🤖 AI Summary
This study addresses the lack of transparency and robustness in Kandidattest, a widely used Danish voting advice application, whose algorithm exhibits significant sensitivity to minor parameter adjustments—potentially misleading voters through unstable candidate recommendations. For the first time, this work conducts a fine-grained robustness audit of a real-world Nordic voting advice system by simulating questionnaire responses to systematically evaluate output stability under variations in question weights and counts. Integrating algorithmic auditing, synthetic data generation, and sensitivity analysis, the research quantifies the system’s dependence on input and configuration changes, revealing pronounced instability. These findings raise serious concerns about the reliability of such tools as democratic decision-support instruments.
📝 Abstract
Voting Advice Applications (VAA) are tools designed to help voters compare political candidates on policy preferences prior to elections. VAAs are popular tools in European countries and in other countries with multi-party democratic systems. Through a freedom of information request we got access to the inner workings of a popular Danish VAA called the Kandidattest which is implemented by major Danish news outlet and has been used for general, municipal, and European elections. Users and politicians from every political party answer the same online questionnaire and get matched based on the agreement percentage stemming from their answers.
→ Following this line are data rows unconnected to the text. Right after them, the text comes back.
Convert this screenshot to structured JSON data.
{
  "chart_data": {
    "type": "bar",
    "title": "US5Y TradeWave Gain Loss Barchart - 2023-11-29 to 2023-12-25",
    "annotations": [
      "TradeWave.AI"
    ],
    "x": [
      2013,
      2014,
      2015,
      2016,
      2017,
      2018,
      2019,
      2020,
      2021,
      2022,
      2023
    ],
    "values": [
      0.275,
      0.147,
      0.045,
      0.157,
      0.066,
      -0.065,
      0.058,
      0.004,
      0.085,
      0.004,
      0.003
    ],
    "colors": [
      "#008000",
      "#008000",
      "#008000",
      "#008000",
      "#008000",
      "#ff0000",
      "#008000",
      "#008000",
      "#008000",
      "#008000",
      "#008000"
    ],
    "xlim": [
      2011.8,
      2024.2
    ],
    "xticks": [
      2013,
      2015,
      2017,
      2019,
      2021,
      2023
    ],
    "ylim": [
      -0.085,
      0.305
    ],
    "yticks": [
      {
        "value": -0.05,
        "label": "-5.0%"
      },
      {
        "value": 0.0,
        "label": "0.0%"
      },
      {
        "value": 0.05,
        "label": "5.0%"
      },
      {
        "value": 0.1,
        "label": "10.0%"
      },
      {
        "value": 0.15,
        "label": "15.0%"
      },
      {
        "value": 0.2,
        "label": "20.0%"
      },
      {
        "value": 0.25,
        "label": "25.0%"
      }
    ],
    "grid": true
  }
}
VAAs play a significant role in elections with 45% of surveyed voters reporting they followed its recommendations in the past Danish general election, however, the inner workings of VAAs have not been thoroughly evaluated. We find that the algorithm is not robust enough for users to trust the agreement percentages in the output, as small changes to the algorithm can lead to different results, potentially affecting election results. We conduct an algorithmic audit of the Kandidattest's robustness, using simulated responses to investigate the tool's brittleness, with respect to minor adjustments of the algorithm's weight, and changes in the number of questions of the questionnaire.